February 26th, 2021
Toward a Pedagogical Shift
“If we teach today’s students as we taught yesterday’s, we rob them of tomorrow.”
— One summation of philosopher John Dewey
The Why can’t I just Google it? Problem
Imagine seeing a patient with symptoms you suspect mighty be the result of a medication side effect. But you’ve forgotten the mechanism of action of this medication. You left your pocket pharmacology book at home, and the hospital library is 15 minutes away. There are no pharmacists on the wards for you to consult. I imagine there was a time when memorization in medicine was crucial. I am not saying it isn’t now, but I propose that it is less so. In less than 1 second, Google can tell me the mechanism of action of any medication. By conceding that the availability of lightning-fast information at our fingertips is an argument against memorization, are we doing a disservice to our learners?
Pedagogical shift, proposal 1: Let’s teach our learners how and when to appropriately utilize modern, web-based tools. More importantly, let’s teach them why it is still important to engage in some memorization instead of always reverting to “Why can’t I just Google it?” If you’ve ever run a Code Blue, you know there are times when your memory must serve you under extreme pressure. I would like to see medical education emphasize the why instead of the what. Any modern learner can Google the what (i.e., what is the mechanism of action of labetalol?). So let’s set aside testing learners’ memories and instead re-allocate time to teach them why a master clinician chooses labetalol instead of another agent.
USMLE is already moving toward making Step 1 Pass/Fail; many medical schools are shifting to a longitudinal curriculum. As someone who has come from “bench to bedside” and now is arriving back at “the bench” for ongoing enhancement of my understanding of pathophysiology, I wish I would have been taught with the above lens.
The I don’t have time Problem
Residents of today have quite a bit asked of them! Pre-round efficiently, present that data flawlessly, tend to sick patients, admit new patients, run family meetings, discharge patients (ideally before 11AM), write your notes quickly but without copy forward so the attending can co-sign, and sign-out in a timely manner so you don’t break duty-hour restrictions. All this, along with the added pressure of attending educational conferences and reading about patients. It’s hard. I worry that the residents (and the perceived “cheap labor” they provide) have been misappropriated to doing more and more. Is there a way for residents to see a similar volume of patients but re-allocate their limited duty hours back to being learners?

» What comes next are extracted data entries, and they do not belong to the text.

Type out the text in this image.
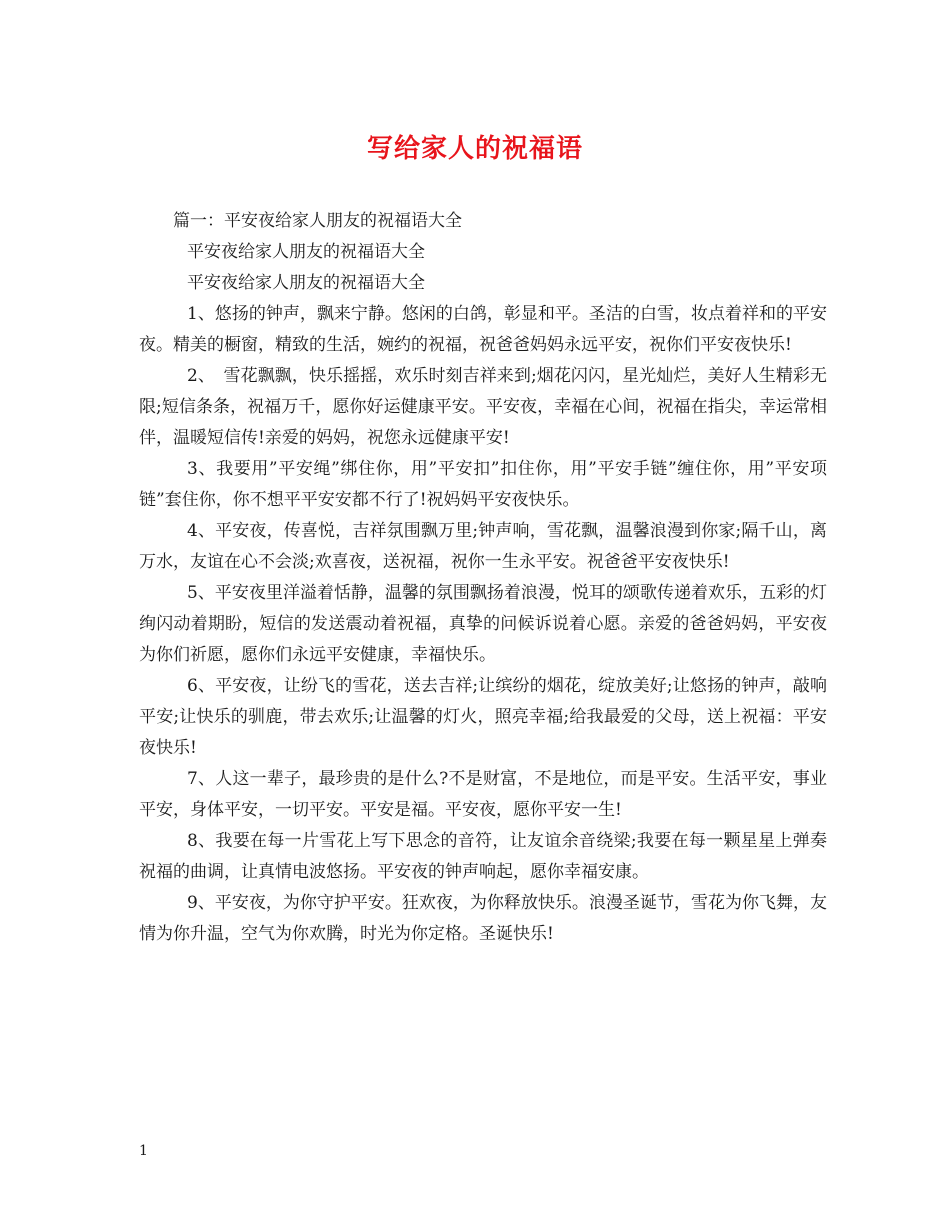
写给家人的祝福语

篇一：平安夜给家人朋友的祝福语大全

平安夜给家人朋友的祝福语大全

平安夜给家人朋友的祝福语大全

1、悠扬的钟声，飘来宁静。悠闲的白鸽，彰显和平。圣洁的白雪，妆点着祥和的平安夜。精美的橱窗，精致的生活，婉约的祝福，祝爸爸妈妈永远平安，祝你们平安夜快乐!

2、　雪花飘飘，快乐摇摇，欢乐时刻吉祥来到;烟花闪闪，星光灿烂，美好人生精彩无限;短信条条，祝福万千，愿你好运健康平安。平安夜，幸福在心间，祝福在指尖，幸运常相伴，温暖短信传!亲爱的妈妈，祝您永远健康平安!

3、我要用”平安绳”绑住你，用”平安扣”扣住你，用”平安手链”缠住你，用”平安项链”套住你，你不想平平安安都不行了!祝妈妈平安夜快乐。

4、平安夜，传喜悦，吉祥氛围飘万里;钟声响，雪花飘，温馨浪漫到你家;隔千山，离万水，友谊在心不会淡;欢喜夜，送祝福，祝你一生永平安。祝爸爸平安夜快乐!

5、平安夜里洋溢着恬静，温馨的氛围飘扬着浪漫，悦耳的颂歌传递着欢乐，五彩的灯绚闪动着期盼，短信的发送震动着祝福，真挚的问候诉说着心愿。亲爱的爸爸妈妈，平安夜为你们祈愿，愿你们永远平安健康，幸福快乐。

6、平安夜，让纷飞的雪花，送去吉祥;让缤纷的烟花，绽放美好;让悠扬的钟声，敲响平安;让快乐的驯鹿，带去欢乐;让温馨的灯火，照亮幸福;给我最爱的父母，送上祝福：平安夜快乐!

7、人这一辈子，最珍贵的是什么?不是财富，不是地位，而是平安。生活平安，事业平安，身体平安，一切平安。平安是福。平安夜，愿你平安一生!

8、我要在每一片雪花上写下思念的音符，让友谊余音绕梁;我要在每一颗星星上弹奏祝福的曲调，让真情电波悠扬。平安夜的钟声响起，愿你幸福安康。

9、平安夜，为你守护平安。狂欢夜，为你释放快乐。浪漫圣诞节，雪花为你飞舞，友情为你升温，空气为你欢腾，时光为你定格。圣诞快乐!

1
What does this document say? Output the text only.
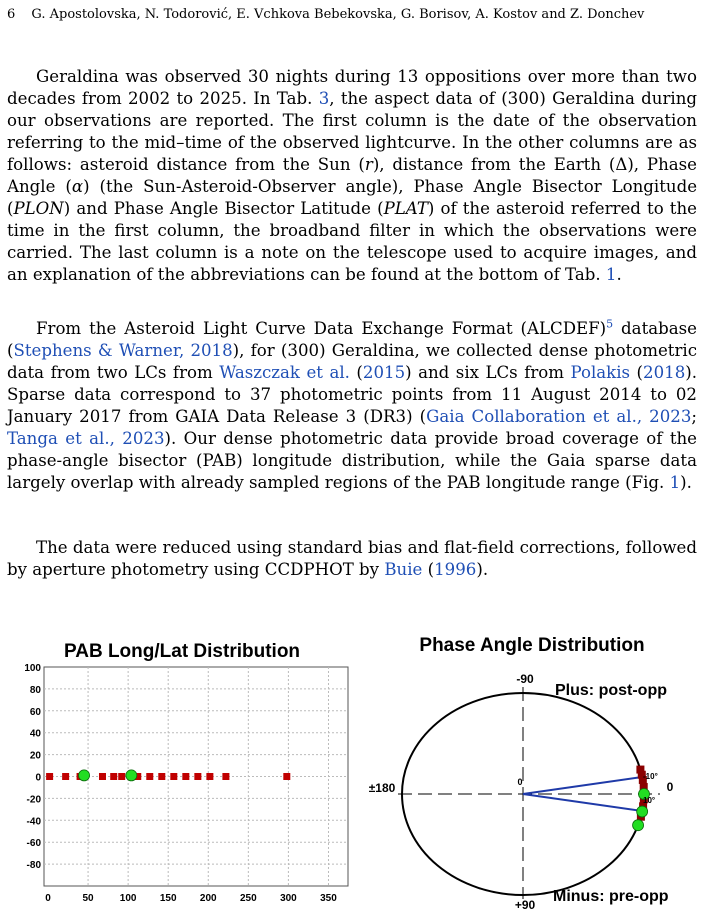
6 G. Apostolovska, N. Todorović, E. Vchkova Bebekovska, G. Borisov, A. Kostov and Z. Donchev

Geraldina was observed 30 nights during 13 oppositions over more than two decades from 2002 to 2025. In Tab. 3, the aspect data of (300) Geraldina during our observations are reported. The first column is the date of the observation referring to the mid–time of the observed lightcurve. In the other columns are as follows: asteroid distance from the Sun (r), distance from the Earth (Δ), Phase Angle (α) (the Sun-Asteroid-Observer angle), Phase Angle Bisector Longitude (PLON) and Phase Angle Bisector Latitude (PLAT) of the asteroid referred to the time in the first column, the broadband filter in which the observations were carried. The last column is a note on the telescope used to acquire images, and an explanation of the abbreviations can be found at the bottom of Tab. 1.

From the Asteroid Light Curve Data Exchange Format (ALCDEF)$^5$ database (Stephens & Warner, 2018), for (300) Geraldina, we collected dense photometric data from two LCs from Waszczak et al. (2015) and six LCs from Polakis (2018). Sparse data correspond to 37 photometric points from 11 August 2014 to 02 January 2017 from GAIA Data Release 3 (DR3) (Gaia Collaboration et al., 2023; Tanga et al., 2023). Our dense photometric data provide broad coverage of the phase-angle bisector (PAB) longitude distribution, while the Gaia sparse data largely overlap with already sampled regions of the PAB longitude range (Fig. 1).

The data were reduced using standard bias and flat-field corrections, followed by aperture photometry using CCDPHOT by Buie (1996).

PAB Long/Lat Distribution
100
80
60
40
20
0
-20
-40
-60
-80
0	50	100 150 200 250 300 350
Phase Angle Distribution
-90
+90
±180	0
0
Plus: post-opp
Minus: pre-opp
-10°
10°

Pedagogical shift, proposal 2: Let’s challenge our learners to practice mental dexterity. With the ubiquity of workstations on wheels in many hospitals, is a model of “discovery rounds” better? Here, time typically spent pre-rounding can be spent at the bedside, reading about illnesses, and prepping the rest of the afternoon for success. This model may be more difficult for junior learners (medical students and interns), as it requires one to synthesize data quickly, assess the patient’s condition, and derive a plan. For senior residents, this may be the necessary way forward for critical clinical reasoning. This method might also help shift the traditional model of data transference (from the pre-rounder to the rest of the group) to one of dialogue.
The Stuck in a routine Problem
Everyone learns differently — some visually, some aurally, and some in a tactile manner. One of my favorite education philosophers is Paolo Freire. In his Pedagogy of the Oppressed, he writes, “education is suffering from narration sickness.” It is not by pretending we are empty vessels to be filled with medical knowledge that one becomes the type of provider they want to be; but rather by experiential learning through a growth mindset and empathetic dialogue will we become our best physician self. That’s a bunch of fancy words to say, as a chief, I notice a decline in enthusiasm toward attending educational opportunities and wonder why this is the case? What changes would the learners prefer?

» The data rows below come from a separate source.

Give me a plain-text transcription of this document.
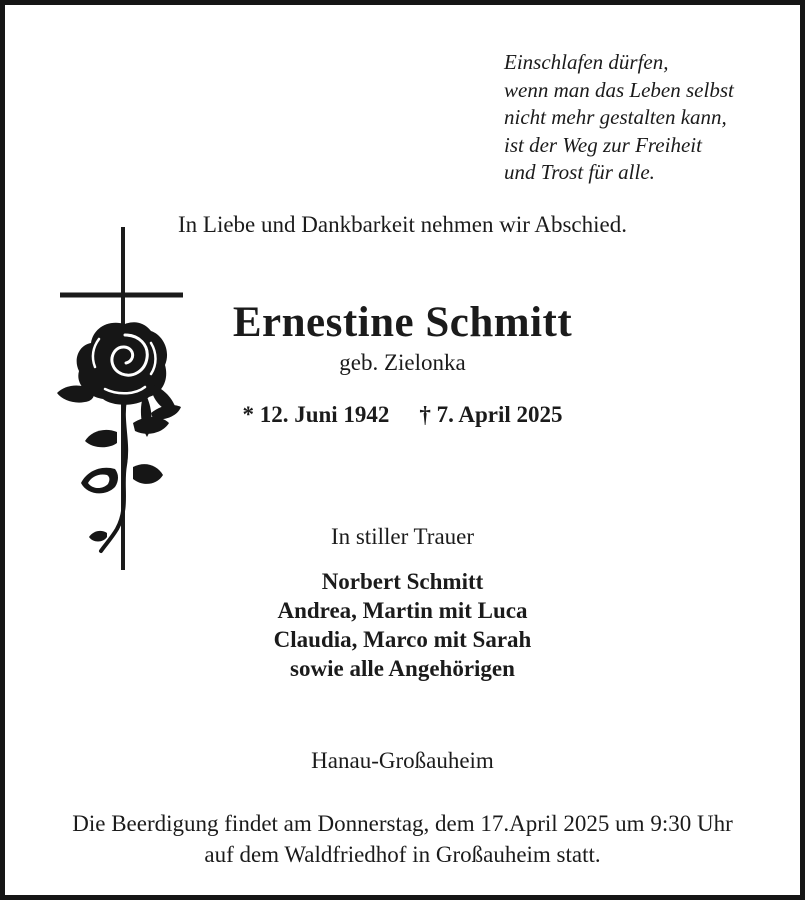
Einschlafen dürfen,
wenn man das Leben selbst
nicht mehr gestalten kann,
ist der Weg zur Freiheit
und Trost für alle.
In Liebe und Dankbarkeit nehmen wir Abschied.
Ernestine Schmitt
geb. Zielonka
* 12. Juni 1942 † 7. April 2025
In stiller Trauer
Norbert Schmitt
Andrea, Martin mit Luca
Claudia, Marco mit Sarah
sowie alle Angehörigen
Hanau-Großauheim
Die Beerdigung findet am Donnerstag, dem 17.April 2025 um 9:30 Uhr
auf dem Waldfriedhof in Großauheim statt.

Pedagogical shift, proposal 3: Let’s bring back the joy of teaching and learning. Celebrate being wrong in a safe space and use a dialogical and interactive model of teaching rather than narration. This has been a priority for me and my co-chiefs this year. We even created a “Stump the Chiefs” conference to get in the hot seat ourselves — which you can find on our YouTube channel. Why not try “reverse-pimping” while you’re on the wards? Here, the learners ask questions of the attending to determine how he or she catalogs a patient’s presentation and how a treatment plan is developed. It is our duty to keep our learners engaged. It’s time to get creative, pique some curiosity, and make learning fun again!
Let us no longer rob our students of tomorrow.